A new book, based on collaboration between the literary societies devoted to the study of the German late nineteenth-century writers Wilhelm Raabe and Theodor Fontane, is now giving this reassessment of German Realism significant new momentum by reconsidering how German literature of the period maps and rethinks the relationship between the local, the modern metropolis and the globalising world in the context of nineteenth-century modernisation:
Metropole, Provinz und Welt. Raum und Mobilität in der Literatur des Realismus. Ed. by Roland Berbig and Dirk Göttsche. Berlin: de Gruyter 2013 (= Schriften der Theodor Fontane-Gesellschaft, 9). 349 pp., ISBN 978-3-11-030950-8, € 89.95
The volume contains 15 studies by international scholars on the literary remapping of time and space in 19th century German Realism, as reflected in triangular constellations of the metropolis, the province and the world. Building on the reappreciation of space and mental maps in the humanities (the so-called ‘spatial turn’), the chapters explore in theoretical perspective, as well as in a range of case studies, how authors such as Theodor Fontane, Wilhelm Raabe, Berthold Auerbach, Friedrich Spielhagen and others engage with the radical transformation of their world in the context of accelerating modernization, globalisation, and increased mobility. The book reassesses the Eurocentric symbolic maps of German Realist writing and offers a fresh look at the authors of the period between Romanticism and Modernism.
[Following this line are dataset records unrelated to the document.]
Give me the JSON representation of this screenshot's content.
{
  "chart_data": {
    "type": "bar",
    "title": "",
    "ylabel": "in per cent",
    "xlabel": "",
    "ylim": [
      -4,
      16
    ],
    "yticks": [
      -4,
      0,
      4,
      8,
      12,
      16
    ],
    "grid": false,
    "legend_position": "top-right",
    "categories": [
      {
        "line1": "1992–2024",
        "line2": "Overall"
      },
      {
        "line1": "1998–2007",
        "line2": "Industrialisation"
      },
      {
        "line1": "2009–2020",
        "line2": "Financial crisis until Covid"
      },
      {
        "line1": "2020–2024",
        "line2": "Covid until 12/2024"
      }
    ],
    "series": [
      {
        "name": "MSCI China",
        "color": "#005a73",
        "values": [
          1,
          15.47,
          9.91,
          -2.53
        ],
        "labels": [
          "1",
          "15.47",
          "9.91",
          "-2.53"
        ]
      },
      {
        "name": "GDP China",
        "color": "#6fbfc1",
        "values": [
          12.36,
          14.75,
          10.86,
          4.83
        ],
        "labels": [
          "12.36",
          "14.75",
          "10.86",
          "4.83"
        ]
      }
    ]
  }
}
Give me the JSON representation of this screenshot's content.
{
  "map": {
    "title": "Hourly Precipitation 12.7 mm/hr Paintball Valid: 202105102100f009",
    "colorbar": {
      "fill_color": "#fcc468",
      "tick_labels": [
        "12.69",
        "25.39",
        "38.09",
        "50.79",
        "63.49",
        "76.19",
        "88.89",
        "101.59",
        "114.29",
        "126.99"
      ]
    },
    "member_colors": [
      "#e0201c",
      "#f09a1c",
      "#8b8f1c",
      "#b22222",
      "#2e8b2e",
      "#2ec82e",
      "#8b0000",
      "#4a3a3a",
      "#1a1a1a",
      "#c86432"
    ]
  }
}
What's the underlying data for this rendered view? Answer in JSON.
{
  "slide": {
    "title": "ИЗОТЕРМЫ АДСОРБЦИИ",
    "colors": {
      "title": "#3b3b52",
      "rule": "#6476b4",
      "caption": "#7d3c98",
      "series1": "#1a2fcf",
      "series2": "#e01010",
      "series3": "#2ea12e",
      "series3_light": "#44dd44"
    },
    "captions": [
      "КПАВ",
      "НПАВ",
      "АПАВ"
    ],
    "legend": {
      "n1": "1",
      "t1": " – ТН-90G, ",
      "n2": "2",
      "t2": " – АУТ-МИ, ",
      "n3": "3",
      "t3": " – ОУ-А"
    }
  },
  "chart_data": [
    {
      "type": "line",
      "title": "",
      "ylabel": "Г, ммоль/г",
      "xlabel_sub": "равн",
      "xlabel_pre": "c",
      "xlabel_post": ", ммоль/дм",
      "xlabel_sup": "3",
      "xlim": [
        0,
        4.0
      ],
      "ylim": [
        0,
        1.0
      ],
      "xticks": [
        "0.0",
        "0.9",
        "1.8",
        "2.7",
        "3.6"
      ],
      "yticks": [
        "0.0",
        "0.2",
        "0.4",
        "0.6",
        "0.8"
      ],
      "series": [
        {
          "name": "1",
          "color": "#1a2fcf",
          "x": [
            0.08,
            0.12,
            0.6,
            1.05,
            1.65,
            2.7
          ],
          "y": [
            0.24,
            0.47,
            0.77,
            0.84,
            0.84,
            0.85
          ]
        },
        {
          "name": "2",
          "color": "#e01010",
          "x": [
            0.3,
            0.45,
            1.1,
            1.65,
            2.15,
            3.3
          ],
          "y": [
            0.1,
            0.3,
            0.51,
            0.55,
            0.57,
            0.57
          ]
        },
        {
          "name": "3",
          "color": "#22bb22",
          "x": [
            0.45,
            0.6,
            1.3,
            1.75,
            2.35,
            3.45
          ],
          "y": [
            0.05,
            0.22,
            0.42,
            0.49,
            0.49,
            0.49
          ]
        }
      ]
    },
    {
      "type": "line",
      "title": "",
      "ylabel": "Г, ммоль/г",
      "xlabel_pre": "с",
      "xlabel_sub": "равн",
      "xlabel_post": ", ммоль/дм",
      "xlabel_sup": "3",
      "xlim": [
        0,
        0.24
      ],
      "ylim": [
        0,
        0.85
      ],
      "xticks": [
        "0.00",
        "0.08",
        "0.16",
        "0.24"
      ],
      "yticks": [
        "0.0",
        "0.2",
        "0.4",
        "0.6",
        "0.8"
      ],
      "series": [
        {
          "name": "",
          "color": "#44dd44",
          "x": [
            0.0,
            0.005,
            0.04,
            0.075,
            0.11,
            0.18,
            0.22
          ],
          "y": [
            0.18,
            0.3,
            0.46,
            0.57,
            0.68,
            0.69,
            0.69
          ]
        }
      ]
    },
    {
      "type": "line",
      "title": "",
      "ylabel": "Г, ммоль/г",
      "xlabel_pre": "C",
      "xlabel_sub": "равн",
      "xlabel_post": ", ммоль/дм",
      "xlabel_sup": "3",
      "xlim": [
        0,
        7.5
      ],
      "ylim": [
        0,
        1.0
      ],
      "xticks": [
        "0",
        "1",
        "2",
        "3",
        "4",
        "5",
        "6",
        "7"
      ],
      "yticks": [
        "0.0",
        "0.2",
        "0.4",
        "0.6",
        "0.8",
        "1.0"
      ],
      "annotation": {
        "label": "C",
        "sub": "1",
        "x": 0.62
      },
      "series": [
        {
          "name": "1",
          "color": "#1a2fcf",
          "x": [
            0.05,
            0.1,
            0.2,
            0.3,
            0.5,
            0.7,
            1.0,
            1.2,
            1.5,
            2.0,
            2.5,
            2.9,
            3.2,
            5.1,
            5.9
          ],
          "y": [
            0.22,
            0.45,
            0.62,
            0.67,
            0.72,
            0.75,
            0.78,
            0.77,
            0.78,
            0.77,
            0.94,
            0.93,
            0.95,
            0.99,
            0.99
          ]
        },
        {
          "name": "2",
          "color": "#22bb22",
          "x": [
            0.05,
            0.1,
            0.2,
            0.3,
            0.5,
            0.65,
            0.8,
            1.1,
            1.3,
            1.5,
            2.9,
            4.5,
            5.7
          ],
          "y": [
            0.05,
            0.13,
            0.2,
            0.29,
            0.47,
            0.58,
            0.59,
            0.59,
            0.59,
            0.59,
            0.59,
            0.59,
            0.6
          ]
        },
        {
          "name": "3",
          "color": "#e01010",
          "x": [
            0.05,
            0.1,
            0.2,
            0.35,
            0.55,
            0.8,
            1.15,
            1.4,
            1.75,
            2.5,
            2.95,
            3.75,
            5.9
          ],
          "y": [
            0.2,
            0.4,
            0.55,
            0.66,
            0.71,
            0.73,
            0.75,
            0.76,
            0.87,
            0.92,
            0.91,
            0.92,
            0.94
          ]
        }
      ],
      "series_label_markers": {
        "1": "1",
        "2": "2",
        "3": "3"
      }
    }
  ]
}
The publication is based on the joint conferences of the Fontane and Raabe Societies at the Humboldt University in Berlin in September 2011, which was initiated and co-organised by Professor Dirk Göttsche, University of Nottingham, in his role as Vice-President of the International Raabe Society, in collaboration with Professor Roland Berbig, Humboldt University Berlin, and the Fontane Society. The authors include Rolf Parr, Hans-Joachim Hahn, Jana Kittelmann, Daniela Gretz, Katharina Grätz, Dirk Oschmann, Kerstin Stüssel from Germany, along with Helen Chambers and Dirk Göttsche from the UK, Franziska Frei Gerlach and Hans-Joachim Schrader from Switzerland, Jeffrey Sammons and Lynne Tatlock from the USA, and David Darby from Canada. All contributions are in German.